« Avant on parlait de problèmes de fin de mois, maintenant on parle de problèmes de fin du monde ». C’est un véritable changement de paradigme que constate et promeut Yves Rajat, directeur de l’AFD, l’agence française de développement à Mayotte. « L’AFD c’est la banque de l’accord de Paris sur le climat, et c’est la banque du lien social » rappelle-t-il. Le rôle de cette agence est de proposer des prêts ou des subventions notamment aux collectivités locales, mais pas que. Ce jeudi, c’est avec la Cress, la chambre régionale d’économie sociale et solidaire que l’AFD a signé un partenariat à hauteur de 53 000€. Cette somme est tirée d’une enveloppe du ministère de l’Outre-mer de 2 millions d’euros destinée aux projets de transition écologique « pour faire face au changement climatique ». En 2018, Mayotte avait, seule, utilisé 90% de cette enveloppe.
L’objectif de ce nouveau partenariat est d’identifier, via la Cress, « des projets verts qui ne demandent qu’à être financés » poursuit Yves Rajat.

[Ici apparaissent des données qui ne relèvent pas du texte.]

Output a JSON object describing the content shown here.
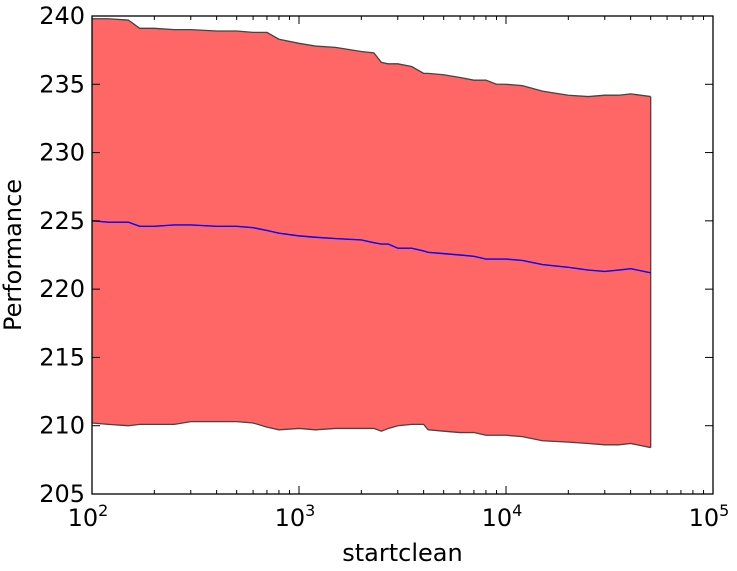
{
  "chart_data": {
    "type": "area",
    "title": "",
    "xlabel": "startclean",
    "ylabel": "Performance",
    "xscale": "log",
    "xlim": [
      100,
      100000
    ],
    "ylim": [
      205,
      240
    ],
    "grid": false,
    "x_ticks": [
      {
        "value": 100,
        "base": "10",
        "exp": "2"
      },
      {
        "value": 1000,
        "base": "10",
        "exp": "3"
      },
      {
        "value": 10000,
        "base": "10",
        "exp": "4"
      },
      {
        "value": 100000,
        "base": "10",
        "exp": "5"
      }
    ],
    "y_ticks": [
      {
        "value": 205,
        "label": "205"
      },
      {
        "value": 210,
        "label": "210"
      },
      {
        "value": 215,
        "label": "215"
      },
      {
        "value": 220,
        "label": "220"
      },
      {
        "value": 225,
        "label": "225"
      },
      {
        "value": 230,
        "label": "230"
      },
      {
        "value": 235,
        "label": "235"
      },
      {
        "value": 240,
        "label": "240"
      }
    ],
    "colors": {
      "band_fill": "#ff6666",
      "band_edge": "#444444",
      "mean_line": "#0000ff"
    },
    "x": [
      100,
      120,
      150,
      170,
      200,
      250,
      300,
      400,
      500,
      600,
      700,
      800,
      1000,
      1200,
      1500,
      2000,
      2300,
      2500,
      2700,
      3000,
      3500,
      4000,
      4200,
      5000,
      6000,
      7000,
      8000,
      9000,
      10000,
      12000,
      15000,
      20000,
      25000,
      30000,
      35000,
      40000,
      50000
    ],
    "upper": [
      239.8,
      239.8,
      239.7,
      239.1,
      239.1,
      239.0,
      239.0,
      238.9,
      238.9,
      238.8,
      238.8,
      238.3,
      238.0,
      237.8,
      237.7,
      237.4,
      237.3,
      236.6,
      236.5,
      236.5,
      236.3,
      235.8,
      235.8,
      235.7,
      235.5,
      235.3,
      235.3,
      235.0,
      235.0,
      234.9,
      234.5,
      234.2,
      234.1,
      234.2,
      234.2,
      234.3,
      234.1
    ],
    "lower": [
      210.2,
      210.1,
      210.0,
      210.1,
      210.1,
      210.1,
      210.3,
      210.3,
      210.3,
      210.2,
      209.9,
      209.7,
      209.8,
      209.7,
      209.8,
      209.8,
      209.8,
      209.6,
      209.8,
      210.0,
      210.1,
      210.1,
      209.7,
      209.6,
      209.5,
      209.5,
      209.3,
      209.3,
      209.3,
      209.2,
      208.9,
      208.8,
      208.7,
      208.6,
      208.6,
      208.7,
      208.4
    ],
    "mean": [
      225.0,
      224.9,
      224.9,
      224.6,
      224.6,
      224.7,
      224.7,
      224.6,
      224.6,
      224.5,
      224.3,
      224.1,
      223.9,
      223.8,
      223.7,
      223.6,
      223.4,
      223.3,
      223.3,
      223.0,
      223.0,
      222.8,
      222.7,
      222.6,
      222.5,
      222.4,
      222.2,
      222.2,
      222.2,
      222.1,
      221.8,
      221.6,
      221.4,
      221.3,
      221.4,
      221.5,
      221.2
    ]
  }
}
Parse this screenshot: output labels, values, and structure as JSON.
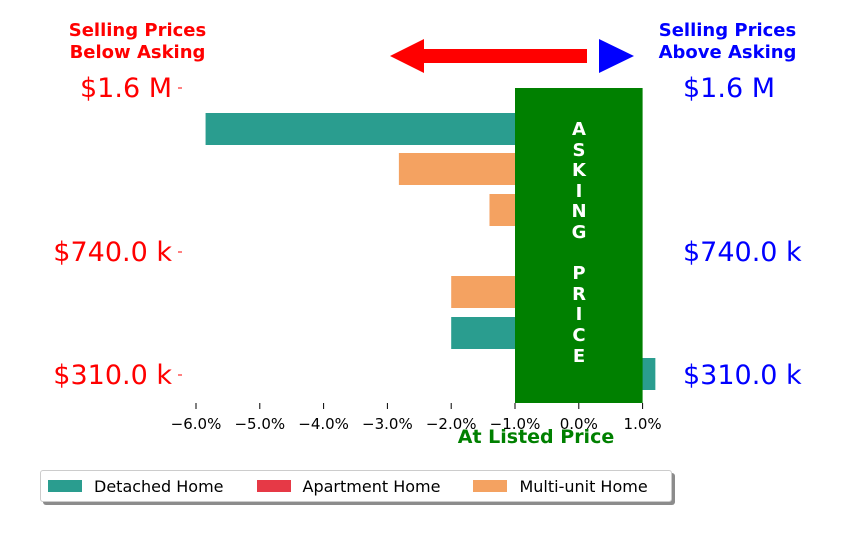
{
  "chart_data": {
    "type": "bar",
    "orientation": "horizontal",
    "xlabel": "At Listed Price",
    "x_ticks": [
      "−6.0%",
      "−5.0%",
      "−4.0%",
      "−3.0%",
      "−2.0%",
      "−1.0%",
      "0.0%",
      "1.0%"
    ],
    "x_tick_values": [
      -6,
      -5,
      -4,
      -3,
      -2,
      -1,
      0,
      1
    ],
    "xlim": [
      -6.2,
      1.25
    ],
    "y_labels_left": [
      "$1.6 M",
      "$740.0 k",
      "$310.0 k"
    ],
    "y_labels_right": [
      "$1.6 M",
      "$740.0 k",
      "$310.0 k"
    ],
    "header_left": "Selling Prices\nBelow Asking",
    "header_right": "Selling Prices\nAbove Asking",
    "overlay_text": [
      "A",
      "S",
      "K",
      "I",
      "N",
      "G",
      "",
      "P",
      "R",
      "I",
      "C",
      "E"
    ],
    "overlay_range": [
      -1.0,
      1.0
    ],
    "legend": {
      "placement": "bottom",
      "entries": [
        {
          "name": "Detached Home",
          "color": "#2a9d8f"
        },
        {
          "name": "Apartment Home",
          "color": "#e63946"
        },
        {
          "name": "Multi-unit Home",
          "color": "#f4a261"
        }
      ]
    },
    "bars": [
      {
        "series": "Detached Home",
        "value": -5.85
      },
      {
        "series": "Multi-unit Home",
        "value": -2.82
      },
      {
        "series": "Multi-unit Home",
        "value": -1.4
      },
      {
        "series": "Multi-unit Home",
        "value": -2.0
      },
      {
        "series": "Detached Home",
        "value": -2.0
      },
      {
        "series": "Detached Home",
        "value": 1.2
      }
    ],
    "colors": {
      "below": "#ff0000",
      "above": "#0000ff",
      "asking": "#008000"
    }
  }
}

Le risque selon lui, c’est de faire du développement économique à l’occidentale. « Ce qu’on appelle le rattrapage, c’est consommer comme en métropole. Il faut être plus en phase avec ce que notre île peut accepter et s’inscrire dans une autre logique, recycler. L’économie circulaire est une belle image pour que le monde tourne rond » continue le responsable.
Les enjeux au niveau mondial donnent une idée du rôle de l’ESS, à condition que chaque territoire s’y mettre.
« Selon la fondation Ellen Mac Arthur, l’adoption de modèles circulaires pourrait générer une économie nette de :
– 700 milliards de dollars par an de matières premières ;
– 1,3 milliards de tonnes de produits alimentaires (qui sont jetés actuellement), ce qui représente un tiers de la production mondiale ;
– 53 milliards d’euros d’économies si on réutilisait les textiles en fin de vie. »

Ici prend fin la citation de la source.